“It’s okay.” Xotichl shrugs. “Really. Most of you have known me forever, which means you should know that I don’t need my sight in order to see. Especially when I see far better without it. True vision doesn’t depend on the eyes. I guess I always knew that in theory, but now I know it for real.”
She leans into Auden and he slips an arm around her, whispers into her ear. So visibly moved by her wish, he needs a moment before he can voice his. “With the Richters dead, we’re probably in the clear, but just in case, I’m asking for Xotichl and me to be released from that contract Luther had me sign. I want to go back to playing local clubs with Epitaph and become successful the old-fashioned way—because we earn it and our music merits it—not because I traded my soul for fortune and fame.”
Xotichl squints at him, her eyes filled with tears, as Auden pulls her tightly to his chest and drops a kiss onto her forehead, and we all turn away, allowing them a moment of privacy.

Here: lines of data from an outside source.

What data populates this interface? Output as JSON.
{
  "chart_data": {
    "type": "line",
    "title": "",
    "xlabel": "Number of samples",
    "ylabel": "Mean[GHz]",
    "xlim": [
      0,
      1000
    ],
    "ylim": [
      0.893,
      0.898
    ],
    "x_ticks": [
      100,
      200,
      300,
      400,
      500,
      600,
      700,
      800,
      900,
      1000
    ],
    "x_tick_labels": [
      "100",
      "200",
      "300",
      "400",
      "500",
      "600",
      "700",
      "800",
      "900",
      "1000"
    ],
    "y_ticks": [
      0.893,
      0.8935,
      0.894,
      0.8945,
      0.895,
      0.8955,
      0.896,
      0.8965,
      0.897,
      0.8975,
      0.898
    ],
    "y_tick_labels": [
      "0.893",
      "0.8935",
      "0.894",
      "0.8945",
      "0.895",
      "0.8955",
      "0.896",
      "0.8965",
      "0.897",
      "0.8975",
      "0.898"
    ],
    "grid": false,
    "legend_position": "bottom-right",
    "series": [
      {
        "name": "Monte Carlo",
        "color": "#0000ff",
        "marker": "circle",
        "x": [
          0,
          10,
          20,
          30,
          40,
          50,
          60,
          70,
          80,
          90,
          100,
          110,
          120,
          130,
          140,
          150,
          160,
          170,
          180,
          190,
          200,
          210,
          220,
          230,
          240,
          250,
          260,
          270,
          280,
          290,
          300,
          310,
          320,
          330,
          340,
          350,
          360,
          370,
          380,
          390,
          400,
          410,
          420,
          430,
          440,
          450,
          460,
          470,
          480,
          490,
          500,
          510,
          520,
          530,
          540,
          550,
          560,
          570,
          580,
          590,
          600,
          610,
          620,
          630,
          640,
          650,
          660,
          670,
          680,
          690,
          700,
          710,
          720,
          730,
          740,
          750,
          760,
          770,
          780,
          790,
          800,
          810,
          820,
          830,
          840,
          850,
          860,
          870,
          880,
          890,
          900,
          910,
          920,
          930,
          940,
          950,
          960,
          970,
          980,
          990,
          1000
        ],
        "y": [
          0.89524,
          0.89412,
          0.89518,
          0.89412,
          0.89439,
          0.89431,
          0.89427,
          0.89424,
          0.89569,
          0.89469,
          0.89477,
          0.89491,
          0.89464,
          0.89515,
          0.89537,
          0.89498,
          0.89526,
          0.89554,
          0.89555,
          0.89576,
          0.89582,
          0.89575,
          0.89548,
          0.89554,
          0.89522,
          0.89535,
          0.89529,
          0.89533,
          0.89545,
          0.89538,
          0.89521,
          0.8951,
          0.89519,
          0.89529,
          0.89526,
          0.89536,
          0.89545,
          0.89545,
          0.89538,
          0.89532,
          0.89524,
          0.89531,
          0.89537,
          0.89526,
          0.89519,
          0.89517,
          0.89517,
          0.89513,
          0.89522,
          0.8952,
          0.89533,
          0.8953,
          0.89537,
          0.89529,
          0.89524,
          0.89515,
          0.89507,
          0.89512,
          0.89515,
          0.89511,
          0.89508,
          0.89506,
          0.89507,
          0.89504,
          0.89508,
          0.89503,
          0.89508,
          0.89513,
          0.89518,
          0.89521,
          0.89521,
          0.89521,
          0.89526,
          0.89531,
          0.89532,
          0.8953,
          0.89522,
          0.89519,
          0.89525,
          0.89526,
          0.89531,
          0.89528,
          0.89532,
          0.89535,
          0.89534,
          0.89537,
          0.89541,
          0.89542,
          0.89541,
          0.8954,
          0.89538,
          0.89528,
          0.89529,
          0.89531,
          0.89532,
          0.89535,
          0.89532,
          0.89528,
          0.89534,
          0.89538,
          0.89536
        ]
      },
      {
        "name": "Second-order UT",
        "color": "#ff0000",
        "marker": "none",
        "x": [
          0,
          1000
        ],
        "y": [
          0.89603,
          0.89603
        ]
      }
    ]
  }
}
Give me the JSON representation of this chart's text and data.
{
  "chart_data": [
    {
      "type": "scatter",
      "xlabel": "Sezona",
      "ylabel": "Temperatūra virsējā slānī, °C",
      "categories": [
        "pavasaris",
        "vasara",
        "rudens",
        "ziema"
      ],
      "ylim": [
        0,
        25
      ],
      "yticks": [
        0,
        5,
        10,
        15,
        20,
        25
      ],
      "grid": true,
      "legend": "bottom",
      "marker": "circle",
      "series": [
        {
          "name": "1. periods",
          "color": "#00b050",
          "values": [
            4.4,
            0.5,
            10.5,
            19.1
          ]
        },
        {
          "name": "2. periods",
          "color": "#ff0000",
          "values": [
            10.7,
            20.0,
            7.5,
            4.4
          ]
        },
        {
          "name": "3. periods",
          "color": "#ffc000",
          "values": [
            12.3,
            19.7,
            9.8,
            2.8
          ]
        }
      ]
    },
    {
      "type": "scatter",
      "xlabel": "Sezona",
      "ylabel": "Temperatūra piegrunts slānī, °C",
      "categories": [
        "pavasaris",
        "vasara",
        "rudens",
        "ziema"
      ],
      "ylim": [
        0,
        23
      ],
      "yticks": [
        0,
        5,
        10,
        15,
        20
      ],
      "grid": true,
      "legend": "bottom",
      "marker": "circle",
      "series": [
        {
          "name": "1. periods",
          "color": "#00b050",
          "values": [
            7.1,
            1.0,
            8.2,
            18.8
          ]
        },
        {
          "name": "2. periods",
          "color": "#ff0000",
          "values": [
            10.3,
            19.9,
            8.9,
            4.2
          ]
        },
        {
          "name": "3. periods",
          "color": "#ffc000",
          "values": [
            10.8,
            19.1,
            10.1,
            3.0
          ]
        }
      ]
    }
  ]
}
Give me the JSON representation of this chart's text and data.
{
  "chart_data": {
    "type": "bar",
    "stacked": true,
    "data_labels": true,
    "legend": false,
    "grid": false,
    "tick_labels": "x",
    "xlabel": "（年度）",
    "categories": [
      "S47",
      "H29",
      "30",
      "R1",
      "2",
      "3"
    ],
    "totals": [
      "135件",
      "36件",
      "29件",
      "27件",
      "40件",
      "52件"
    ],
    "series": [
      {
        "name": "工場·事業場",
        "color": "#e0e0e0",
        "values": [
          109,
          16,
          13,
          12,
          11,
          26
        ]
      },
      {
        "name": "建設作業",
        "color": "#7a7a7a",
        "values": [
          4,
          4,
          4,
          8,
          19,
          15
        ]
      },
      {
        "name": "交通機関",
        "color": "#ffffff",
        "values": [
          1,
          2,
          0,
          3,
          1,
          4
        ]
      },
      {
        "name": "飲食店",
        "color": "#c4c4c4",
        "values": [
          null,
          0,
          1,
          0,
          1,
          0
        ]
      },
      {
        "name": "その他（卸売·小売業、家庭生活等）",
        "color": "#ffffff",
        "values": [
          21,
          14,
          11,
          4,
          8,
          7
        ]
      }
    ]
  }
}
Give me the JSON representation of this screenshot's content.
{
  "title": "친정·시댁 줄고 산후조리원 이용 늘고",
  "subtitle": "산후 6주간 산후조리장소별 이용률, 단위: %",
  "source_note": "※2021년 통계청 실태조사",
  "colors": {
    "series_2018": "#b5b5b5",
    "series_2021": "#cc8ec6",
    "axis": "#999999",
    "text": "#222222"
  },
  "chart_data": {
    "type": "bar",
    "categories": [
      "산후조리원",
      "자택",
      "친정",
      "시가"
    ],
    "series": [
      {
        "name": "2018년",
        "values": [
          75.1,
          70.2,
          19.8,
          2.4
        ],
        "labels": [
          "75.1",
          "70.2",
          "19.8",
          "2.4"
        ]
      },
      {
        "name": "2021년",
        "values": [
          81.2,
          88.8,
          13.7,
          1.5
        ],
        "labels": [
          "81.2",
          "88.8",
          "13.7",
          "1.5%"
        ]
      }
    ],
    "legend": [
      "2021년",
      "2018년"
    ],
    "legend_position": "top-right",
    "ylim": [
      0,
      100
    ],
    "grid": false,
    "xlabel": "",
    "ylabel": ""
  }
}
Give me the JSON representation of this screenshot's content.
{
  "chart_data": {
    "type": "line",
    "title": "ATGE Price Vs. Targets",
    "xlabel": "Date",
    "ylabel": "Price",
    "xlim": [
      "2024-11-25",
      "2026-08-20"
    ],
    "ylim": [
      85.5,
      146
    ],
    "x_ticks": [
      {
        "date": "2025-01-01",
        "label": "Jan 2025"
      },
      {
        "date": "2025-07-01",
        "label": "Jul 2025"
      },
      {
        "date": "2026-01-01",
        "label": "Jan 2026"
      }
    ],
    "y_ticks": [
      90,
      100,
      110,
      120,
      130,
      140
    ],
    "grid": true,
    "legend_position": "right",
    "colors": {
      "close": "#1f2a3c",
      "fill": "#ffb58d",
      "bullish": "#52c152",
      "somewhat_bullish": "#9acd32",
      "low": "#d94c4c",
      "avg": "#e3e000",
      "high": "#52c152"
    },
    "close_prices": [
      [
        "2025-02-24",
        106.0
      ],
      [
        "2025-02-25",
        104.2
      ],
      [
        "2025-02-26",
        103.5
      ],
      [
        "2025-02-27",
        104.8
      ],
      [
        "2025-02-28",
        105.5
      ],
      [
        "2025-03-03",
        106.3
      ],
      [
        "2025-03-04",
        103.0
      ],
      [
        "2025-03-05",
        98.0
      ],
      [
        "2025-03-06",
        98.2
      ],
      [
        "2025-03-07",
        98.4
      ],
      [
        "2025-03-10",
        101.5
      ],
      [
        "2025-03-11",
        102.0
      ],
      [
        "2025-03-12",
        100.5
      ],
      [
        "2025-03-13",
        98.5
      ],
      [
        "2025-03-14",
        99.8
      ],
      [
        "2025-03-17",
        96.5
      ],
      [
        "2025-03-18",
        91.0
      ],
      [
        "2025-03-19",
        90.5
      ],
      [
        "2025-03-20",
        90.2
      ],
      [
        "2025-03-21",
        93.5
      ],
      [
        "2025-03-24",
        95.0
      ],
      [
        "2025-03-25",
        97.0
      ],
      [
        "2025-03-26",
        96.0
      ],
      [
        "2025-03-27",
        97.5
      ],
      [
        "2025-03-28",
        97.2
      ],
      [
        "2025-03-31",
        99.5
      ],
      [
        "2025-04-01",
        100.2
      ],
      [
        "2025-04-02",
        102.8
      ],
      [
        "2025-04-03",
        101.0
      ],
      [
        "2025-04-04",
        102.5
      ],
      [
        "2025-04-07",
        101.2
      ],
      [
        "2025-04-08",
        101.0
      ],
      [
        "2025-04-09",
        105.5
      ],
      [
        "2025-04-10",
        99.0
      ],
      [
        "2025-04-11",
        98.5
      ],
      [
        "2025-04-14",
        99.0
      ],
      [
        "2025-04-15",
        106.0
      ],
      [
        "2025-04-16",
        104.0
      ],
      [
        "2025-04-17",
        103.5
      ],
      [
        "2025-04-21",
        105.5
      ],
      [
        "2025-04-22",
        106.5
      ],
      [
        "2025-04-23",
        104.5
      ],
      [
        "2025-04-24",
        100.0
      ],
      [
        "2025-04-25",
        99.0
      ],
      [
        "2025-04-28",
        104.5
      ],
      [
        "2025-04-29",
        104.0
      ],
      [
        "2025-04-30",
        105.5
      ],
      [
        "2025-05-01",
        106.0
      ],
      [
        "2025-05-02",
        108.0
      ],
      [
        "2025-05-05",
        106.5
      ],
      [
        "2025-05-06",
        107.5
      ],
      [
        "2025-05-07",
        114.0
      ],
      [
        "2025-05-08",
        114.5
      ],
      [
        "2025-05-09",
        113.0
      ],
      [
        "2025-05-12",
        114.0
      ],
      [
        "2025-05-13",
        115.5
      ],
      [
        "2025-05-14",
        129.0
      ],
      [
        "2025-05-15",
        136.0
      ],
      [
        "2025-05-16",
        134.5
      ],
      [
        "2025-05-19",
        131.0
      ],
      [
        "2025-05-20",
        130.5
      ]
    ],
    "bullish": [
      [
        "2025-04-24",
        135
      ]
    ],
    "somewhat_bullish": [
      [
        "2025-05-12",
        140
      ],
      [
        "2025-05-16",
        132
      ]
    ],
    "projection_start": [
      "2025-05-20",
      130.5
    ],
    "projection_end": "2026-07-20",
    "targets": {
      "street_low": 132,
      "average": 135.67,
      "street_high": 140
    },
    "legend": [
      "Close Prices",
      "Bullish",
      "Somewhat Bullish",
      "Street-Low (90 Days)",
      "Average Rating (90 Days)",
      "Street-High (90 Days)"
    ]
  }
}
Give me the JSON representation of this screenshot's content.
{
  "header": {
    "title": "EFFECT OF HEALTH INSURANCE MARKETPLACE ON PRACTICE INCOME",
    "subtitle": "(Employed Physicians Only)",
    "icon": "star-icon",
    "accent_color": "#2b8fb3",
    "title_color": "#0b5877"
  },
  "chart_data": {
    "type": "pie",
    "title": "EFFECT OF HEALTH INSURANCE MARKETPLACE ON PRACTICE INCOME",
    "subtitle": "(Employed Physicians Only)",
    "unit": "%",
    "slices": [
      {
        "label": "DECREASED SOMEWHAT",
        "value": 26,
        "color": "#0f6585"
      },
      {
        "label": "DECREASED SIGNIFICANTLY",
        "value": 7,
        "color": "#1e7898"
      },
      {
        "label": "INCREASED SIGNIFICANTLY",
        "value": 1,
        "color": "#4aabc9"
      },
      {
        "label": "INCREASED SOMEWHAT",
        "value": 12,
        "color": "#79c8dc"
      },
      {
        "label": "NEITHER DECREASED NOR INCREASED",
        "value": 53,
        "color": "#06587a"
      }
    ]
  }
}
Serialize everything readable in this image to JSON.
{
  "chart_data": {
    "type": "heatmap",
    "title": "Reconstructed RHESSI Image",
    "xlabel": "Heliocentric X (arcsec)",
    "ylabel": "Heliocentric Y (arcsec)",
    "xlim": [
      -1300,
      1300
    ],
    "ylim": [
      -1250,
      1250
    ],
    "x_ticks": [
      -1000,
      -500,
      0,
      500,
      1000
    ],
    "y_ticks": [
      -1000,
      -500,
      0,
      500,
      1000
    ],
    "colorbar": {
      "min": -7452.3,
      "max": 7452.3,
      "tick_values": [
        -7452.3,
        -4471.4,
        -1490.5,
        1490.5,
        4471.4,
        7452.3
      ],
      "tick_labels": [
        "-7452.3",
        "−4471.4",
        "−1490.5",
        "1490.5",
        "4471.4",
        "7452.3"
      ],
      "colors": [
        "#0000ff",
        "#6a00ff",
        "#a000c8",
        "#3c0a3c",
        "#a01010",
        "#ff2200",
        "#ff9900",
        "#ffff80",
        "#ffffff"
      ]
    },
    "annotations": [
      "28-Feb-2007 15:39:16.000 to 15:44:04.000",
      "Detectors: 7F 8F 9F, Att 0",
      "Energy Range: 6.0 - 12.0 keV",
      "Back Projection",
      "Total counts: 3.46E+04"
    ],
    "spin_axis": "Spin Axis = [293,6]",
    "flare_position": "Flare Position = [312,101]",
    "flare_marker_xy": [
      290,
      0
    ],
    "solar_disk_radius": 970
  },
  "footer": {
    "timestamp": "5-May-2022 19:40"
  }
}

When it’s Dace’s turn, he simply says, “I want the same thing I’ve wanted since the day Daire Lyons Santos stepped into my life.”
And when he returns the feather to me, I hold it tightly, and say, “I want a glimpse into the future. I want to see one good thing I can cling to if things should ever turn bad again.”
Dace squeezes my shoulder as I close my eyes and wait, trusting the vision will appear in my head, but it’s Valentina’s laughter I hear instead.
Open your eyes, she urges, so I do.
I snap my eyes open, and suddenly, I’m looking at an image of me, but I’m no longer in the Lowerworld. I’m in . . . a sick bed?
But I said one good thing!
Keep looking, she tells me.
I’m sweaty.
Clammy.
Pale in some places, flushed in others.
My hair much shorter than it is now, barely reaching my shoulders.
There are faint traces of lines fanning my eyes, a slim gold band on my left ring finger, and I seem to be in some sort of distress. Or maybe just exhausted, it’s hard to tell.
One thing’s for sure—I should’ve known better.
Should’ve never asked for a peek into the future.
I never allowed myself that kind of indulgence before, so why risk it now? Just because the Richters are dead doesn’t mean thi
s will end any better.
I mean, what’s next? A vision of the Bone Keeper and her sinister skirt of snakes flaying my flesh and collecting their bounty?
Daire, please, Valentina says. Have I ever let you down?
Well, there were times you failed to show . . . but, now I realize you were always standing by, letting me find my own way.
Which is what I’m doing now. Keep watching . . .
I switch from doubt and anxiety to the scene unfolding before me, and that’s when I see it.
That’s when I begin to understand what’s really occurring.
And before I can do anything to stop it, my face is streaming with tears at the sight of Dace standing before me, his hair cropped short, his body lean and muscular, his features a bit more angular than they are now, but he’s still as devastatingly handsome as ever, if not more so for all that we’ve been through together. And standing right beside him is a young woman I instinctively recognize as a midwife I trained, placing a newborn baby in each of his arms.
Twins!
And they’re ours?
You’re a doctor of holistic health. Dace is the mayor of Enchantment. And this is your family—a boy and a girl.
Enjoy your “something to cling to.” Valentina laughs, circling her arms around me and embracing me with such an abundance of unconditional love I nearly fold under the weight of it. The two of us watching the future fade. And when it’s no more than a memory, she vanishes with it, leaving me sobbing before my family and friends.